Gartenplanung

Terrassenbau - Eigenbau ist eine günstige Alternative zum Handwerker


TerrassenbauGartengestaltung / Gartenplanung:  Die Terrasse avanciert im Sommer für viele Familien zum Freiluftwohnzimmer. So viel Zeit wie möglich wird auf der Terrasse und im eigenen Garten verbracht, um neue Energie für den bevorstehenden Herbst zu tanken. Muss die eigene Terrasse jedoch erneuert werden oder ist der Garten noch nicht mit einem solchen Schmuckstück versehen, steht oft die Frage im Raum, wer den Bau übernimmt.
 

Vor allem aufgrund des Zeitaufwandes ziehen viele Gartenbesitzer zunächst die Inanspruchnahme eines Handwerkers in Erwägung. Handwerker bieten den Vorteil, dass sie nach gemeinsamer Planung alle Arbeiten selbst ausführen und sich auch um die Materialbeschaffung kümmern. Allerdings ist der Terrassenbau dann auch deutlich teurer. “Wer einen Handwerker für den Bau der Terrasse in Anspruch nimmt, muss natürlich bedenken, dass in diesem Fall deutlich höhere Kosten durch den Arbeitslohn entstehen. Wird die Terrasse dagegen selbst gebaut, dauert es vielleicht ein bisschen länger, doch es fallen nur Kosten für die Materialien an.”, merkt Elias Krüger von fitformoney.de an.

Eigeninitiative lohnt sich

Wie beim Hausbau ist auch beim Terrassenbau Eigeninitiative der Schlüssel für alle Sparfüchse. Durch Eigenleistungen können hier schnell mehrere hundert Euro gespart werden. Weitere Einsparungen ergeben sich durch die Wahl der Materialien, die Gestaltung und Ausstattung der Terrasse.

Entscheidend für die Gesamtkosten der Terrasse ist die Wahl des Bodens. Der Terrassenboden zählt gerade beim Terrassenbau in Eigenregie zu den größten Kostenpunkten. Fliesen und Pflastersteine sind meistens die günstigste Wahl, gelten aber bei Gartenbesitzern nicht als sonderlich beliebt. Sie fügen sich nicht gut in die natürliche Umgebung ein und wirken häufig kühl. Viele Gartenbesitzer wünschen sich deswegen eine Terrasse mit Holzboden. Auch hier gibt es jedoch Sparmöglichkeiten. So können durch die Wahl des Terrassenholzes schnell Einsparungen erreicht werden.

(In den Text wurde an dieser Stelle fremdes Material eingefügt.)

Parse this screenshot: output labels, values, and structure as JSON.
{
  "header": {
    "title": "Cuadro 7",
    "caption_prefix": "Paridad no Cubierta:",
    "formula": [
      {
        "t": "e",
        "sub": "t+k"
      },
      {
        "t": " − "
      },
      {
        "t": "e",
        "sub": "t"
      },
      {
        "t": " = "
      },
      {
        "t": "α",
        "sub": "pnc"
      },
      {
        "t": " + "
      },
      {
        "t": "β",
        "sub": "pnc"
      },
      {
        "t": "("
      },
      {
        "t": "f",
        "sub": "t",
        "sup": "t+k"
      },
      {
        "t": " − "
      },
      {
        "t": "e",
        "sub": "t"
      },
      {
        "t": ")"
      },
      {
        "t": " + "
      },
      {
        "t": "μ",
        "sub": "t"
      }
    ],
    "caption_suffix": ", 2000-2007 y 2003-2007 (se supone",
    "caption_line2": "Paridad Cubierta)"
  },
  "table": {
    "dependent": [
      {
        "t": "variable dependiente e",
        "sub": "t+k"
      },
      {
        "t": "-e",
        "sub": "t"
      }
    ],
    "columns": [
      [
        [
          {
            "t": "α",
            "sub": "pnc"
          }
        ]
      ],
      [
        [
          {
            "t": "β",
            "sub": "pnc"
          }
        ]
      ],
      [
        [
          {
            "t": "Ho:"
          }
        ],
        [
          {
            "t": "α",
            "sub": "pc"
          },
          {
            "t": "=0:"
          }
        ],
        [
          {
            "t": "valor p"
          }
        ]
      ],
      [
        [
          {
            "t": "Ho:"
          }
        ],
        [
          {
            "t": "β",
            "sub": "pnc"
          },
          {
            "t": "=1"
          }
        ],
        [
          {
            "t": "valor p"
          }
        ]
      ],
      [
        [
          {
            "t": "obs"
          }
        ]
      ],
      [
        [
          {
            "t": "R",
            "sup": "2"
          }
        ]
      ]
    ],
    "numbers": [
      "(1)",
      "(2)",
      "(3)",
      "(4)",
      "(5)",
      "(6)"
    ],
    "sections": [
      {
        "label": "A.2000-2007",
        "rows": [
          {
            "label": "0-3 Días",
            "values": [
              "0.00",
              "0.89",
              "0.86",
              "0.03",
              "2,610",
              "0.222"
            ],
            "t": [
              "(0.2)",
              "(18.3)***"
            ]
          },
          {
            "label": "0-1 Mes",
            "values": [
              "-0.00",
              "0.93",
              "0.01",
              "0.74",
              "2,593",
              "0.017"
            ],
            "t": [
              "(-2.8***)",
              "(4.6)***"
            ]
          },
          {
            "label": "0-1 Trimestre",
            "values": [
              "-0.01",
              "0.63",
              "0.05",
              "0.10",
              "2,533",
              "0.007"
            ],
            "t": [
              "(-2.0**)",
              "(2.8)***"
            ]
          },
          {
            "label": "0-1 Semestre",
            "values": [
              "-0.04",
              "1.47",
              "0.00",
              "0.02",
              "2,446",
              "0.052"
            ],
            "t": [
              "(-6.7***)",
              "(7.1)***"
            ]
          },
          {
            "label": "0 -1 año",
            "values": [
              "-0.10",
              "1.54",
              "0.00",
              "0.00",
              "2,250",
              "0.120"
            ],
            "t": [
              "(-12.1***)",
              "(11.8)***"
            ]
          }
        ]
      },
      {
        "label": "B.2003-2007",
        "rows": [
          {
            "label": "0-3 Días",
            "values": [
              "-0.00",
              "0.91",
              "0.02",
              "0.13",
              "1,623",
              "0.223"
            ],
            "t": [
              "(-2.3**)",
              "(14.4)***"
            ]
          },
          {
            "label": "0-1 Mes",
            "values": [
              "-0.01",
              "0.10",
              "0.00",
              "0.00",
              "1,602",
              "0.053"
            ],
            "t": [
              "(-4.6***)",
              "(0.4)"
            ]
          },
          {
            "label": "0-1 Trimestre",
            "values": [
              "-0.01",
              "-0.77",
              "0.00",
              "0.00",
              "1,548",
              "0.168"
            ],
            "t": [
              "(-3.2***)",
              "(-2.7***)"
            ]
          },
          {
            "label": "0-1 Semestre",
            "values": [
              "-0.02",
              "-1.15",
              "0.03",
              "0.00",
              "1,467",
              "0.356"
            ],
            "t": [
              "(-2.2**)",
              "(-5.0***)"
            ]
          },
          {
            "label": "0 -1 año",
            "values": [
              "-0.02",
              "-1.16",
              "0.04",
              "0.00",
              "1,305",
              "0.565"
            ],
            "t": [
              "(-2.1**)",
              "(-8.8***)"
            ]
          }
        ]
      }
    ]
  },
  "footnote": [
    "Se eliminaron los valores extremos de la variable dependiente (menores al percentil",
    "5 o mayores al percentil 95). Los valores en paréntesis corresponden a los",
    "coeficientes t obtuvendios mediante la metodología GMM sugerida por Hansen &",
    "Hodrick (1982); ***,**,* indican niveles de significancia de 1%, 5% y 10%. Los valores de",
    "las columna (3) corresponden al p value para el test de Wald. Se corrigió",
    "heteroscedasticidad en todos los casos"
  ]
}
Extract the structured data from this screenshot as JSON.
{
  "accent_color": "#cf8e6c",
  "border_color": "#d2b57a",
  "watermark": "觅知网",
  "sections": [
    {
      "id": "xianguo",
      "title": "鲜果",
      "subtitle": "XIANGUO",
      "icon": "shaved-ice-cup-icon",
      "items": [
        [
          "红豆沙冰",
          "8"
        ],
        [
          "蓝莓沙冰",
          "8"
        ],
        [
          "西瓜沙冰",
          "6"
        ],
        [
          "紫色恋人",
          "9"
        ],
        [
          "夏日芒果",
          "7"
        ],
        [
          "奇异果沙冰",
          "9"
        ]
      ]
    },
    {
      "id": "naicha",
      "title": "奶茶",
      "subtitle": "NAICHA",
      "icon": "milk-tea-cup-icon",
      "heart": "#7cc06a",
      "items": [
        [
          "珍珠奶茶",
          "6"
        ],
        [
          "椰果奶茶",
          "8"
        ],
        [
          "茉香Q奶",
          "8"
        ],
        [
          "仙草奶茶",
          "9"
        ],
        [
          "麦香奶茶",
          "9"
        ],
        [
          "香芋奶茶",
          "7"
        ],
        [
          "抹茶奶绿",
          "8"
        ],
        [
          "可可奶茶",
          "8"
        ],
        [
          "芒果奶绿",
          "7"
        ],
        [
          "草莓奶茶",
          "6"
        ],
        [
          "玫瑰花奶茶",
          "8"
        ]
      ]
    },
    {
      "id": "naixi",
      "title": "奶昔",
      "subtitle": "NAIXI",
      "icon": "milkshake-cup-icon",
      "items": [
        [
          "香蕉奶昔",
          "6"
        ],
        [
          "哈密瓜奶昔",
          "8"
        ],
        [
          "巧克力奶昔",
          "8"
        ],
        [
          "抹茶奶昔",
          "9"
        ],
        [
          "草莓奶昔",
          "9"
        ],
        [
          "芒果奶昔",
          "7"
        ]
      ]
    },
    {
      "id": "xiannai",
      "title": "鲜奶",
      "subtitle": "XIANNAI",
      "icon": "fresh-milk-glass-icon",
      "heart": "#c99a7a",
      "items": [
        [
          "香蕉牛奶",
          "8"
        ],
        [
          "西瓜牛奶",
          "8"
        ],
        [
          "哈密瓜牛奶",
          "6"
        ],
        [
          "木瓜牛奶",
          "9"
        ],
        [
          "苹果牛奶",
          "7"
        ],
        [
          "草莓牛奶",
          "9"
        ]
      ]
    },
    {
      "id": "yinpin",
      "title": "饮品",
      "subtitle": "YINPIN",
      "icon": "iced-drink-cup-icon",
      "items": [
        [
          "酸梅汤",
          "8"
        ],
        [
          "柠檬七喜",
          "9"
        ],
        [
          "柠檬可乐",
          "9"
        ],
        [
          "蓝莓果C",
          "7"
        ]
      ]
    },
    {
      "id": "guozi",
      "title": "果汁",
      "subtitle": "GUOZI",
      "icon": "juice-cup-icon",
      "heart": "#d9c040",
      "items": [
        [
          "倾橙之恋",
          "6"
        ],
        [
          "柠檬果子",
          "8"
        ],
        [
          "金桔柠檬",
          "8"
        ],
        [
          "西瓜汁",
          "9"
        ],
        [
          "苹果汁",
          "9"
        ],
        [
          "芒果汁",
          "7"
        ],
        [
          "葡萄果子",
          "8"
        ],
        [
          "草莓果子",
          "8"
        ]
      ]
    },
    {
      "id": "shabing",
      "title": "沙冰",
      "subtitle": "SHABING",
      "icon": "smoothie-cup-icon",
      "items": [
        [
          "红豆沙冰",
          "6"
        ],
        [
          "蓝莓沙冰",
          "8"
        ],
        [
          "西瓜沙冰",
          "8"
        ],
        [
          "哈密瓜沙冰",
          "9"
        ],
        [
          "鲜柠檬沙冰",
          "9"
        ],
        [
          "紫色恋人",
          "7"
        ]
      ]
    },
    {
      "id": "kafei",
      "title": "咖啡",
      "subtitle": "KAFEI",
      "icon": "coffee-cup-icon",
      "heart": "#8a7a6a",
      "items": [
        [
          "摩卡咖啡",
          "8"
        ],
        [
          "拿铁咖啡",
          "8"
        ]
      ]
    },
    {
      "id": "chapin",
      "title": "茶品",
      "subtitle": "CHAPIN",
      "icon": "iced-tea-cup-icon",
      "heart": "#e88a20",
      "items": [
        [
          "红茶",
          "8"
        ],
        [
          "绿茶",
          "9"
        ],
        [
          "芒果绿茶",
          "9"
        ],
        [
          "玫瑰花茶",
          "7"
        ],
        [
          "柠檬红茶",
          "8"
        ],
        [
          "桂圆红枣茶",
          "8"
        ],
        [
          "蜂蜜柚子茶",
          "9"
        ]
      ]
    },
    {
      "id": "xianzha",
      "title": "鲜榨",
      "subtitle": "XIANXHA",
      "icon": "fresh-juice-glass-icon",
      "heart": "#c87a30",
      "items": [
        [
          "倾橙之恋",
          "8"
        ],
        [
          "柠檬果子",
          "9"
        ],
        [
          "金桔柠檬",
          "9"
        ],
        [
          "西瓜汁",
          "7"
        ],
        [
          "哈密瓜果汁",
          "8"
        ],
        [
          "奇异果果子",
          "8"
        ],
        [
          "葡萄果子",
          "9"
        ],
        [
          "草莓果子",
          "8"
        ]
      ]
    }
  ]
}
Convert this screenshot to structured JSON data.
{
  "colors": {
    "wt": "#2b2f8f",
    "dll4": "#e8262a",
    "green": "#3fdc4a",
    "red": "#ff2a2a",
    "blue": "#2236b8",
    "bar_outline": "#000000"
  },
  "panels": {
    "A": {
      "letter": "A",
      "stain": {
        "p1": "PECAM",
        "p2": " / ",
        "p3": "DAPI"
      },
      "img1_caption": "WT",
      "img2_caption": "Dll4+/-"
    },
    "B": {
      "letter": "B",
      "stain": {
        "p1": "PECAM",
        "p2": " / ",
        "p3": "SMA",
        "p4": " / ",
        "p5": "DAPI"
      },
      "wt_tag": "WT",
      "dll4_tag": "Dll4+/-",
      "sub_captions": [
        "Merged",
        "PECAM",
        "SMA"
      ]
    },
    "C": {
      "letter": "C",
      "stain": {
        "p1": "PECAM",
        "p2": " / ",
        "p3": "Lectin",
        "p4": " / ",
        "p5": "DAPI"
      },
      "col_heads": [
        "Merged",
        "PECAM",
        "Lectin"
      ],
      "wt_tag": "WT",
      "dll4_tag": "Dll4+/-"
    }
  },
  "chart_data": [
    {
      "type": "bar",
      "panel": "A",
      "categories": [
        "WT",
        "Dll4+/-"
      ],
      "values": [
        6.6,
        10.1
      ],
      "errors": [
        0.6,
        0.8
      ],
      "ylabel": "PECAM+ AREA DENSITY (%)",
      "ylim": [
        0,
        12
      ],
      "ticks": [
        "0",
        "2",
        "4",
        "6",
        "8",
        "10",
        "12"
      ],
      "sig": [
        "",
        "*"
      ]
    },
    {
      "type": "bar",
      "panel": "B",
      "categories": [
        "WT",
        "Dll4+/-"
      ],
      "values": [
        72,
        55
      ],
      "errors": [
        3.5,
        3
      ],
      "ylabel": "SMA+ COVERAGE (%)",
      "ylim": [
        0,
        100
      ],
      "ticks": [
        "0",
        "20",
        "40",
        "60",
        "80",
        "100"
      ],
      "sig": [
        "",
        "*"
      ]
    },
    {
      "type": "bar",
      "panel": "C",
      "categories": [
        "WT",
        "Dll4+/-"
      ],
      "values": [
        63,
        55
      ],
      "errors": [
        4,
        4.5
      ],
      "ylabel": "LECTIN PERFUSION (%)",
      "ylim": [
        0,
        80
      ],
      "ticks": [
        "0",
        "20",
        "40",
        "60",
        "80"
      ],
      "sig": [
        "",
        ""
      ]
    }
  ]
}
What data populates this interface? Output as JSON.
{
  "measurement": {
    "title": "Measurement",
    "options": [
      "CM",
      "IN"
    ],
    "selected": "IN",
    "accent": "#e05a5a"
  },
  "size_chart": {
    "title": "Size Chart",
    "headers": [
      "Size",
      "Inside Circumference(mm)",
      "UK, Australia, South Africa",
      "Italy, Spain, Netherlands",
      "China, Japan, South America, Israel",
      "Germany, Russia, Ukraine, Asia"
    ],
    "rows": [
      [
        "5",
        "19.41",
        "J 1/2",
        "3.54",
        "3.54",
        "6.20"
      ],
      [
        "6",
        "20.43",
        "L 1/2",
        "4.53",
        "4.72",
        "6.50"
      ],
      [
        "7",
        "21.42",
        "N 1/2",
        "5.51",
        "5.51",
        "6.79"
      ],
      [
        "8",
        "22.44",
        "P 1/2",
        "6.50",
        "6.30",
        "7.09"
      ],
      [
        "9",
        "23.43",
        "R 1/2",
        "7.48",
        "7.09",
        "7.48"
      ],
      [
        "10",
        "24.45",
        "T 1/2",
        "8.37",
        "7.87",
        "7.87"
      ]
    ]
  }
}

Bei der Wahl des Terrassenholzes sollten Gartenbesitzer jedoch nicht nur auf den Quadratmeterpreis achten. Wichtig sind vor allem die funktionalen Eigenschaften der Dielen. So sollte bei jeder Holzart ein Blick auf die Widerstandsfähigkeit geworfen werden. Diese ist anhand der DIN-Normen des Holzes ablesbar. Es gibt fünf Klassen, wobei für eine langlebige Terrasse immer Holz der Klasse eins oder zwei gewählt werden sollten. Terrassenholz der Klasse eins hat eine Lebensdauer von mehr als 25 Jahren, während diese bei Elementen der Klasse fünf nicht einmal fünf Jahre umfasst.

Neben den Holzdielen fallen weitere Kosten für die Unterkonstruktion und das Montagematerial an. Bei einer Holzterrasse ist die Unterkonstruktion ein wenig kostenintensiver. Dagegen müssen bei den Terrassen mit Pflastersteinen noch Aufwendungen für den Erdaushub und Frostschutz berücksichtigt werden. Mit allen Montagematerialien, Holzdielen und Vorbereitungen bewegen sich die durchschnittlichen Kosten pro Quadratmeter bei einer Holzterrasse bei 150 bis 200 Euro.

Terrassenbau detailliert planen

Wird die Terrasse selbst gebaut, sollten Gartenbesitzer das Vorhaben so detailliert wie möglich planen. Bei Terrassen, die mit Pflaster gestaltet werden, sind in den meisten Fällen Baumaschinen für den Aushub erforderlich, die weitere Kosten verursachen, aber auch rechtzeitig für den vorgesehenen Zeitraum reserviert werden müssen. Bei der Wahl des Bodenbelags gilt es weiterhin die Pflege- und Wartungseigenschaften zu berücksichtigen. Pflaster und andere Natursteinelemente sind eher wartungsarm, Holz muss dagegen einen Witterungsschutz erhalten. Dieser muss im Abstand von einigen Jahren erneuert werden, um das Material zu schützen.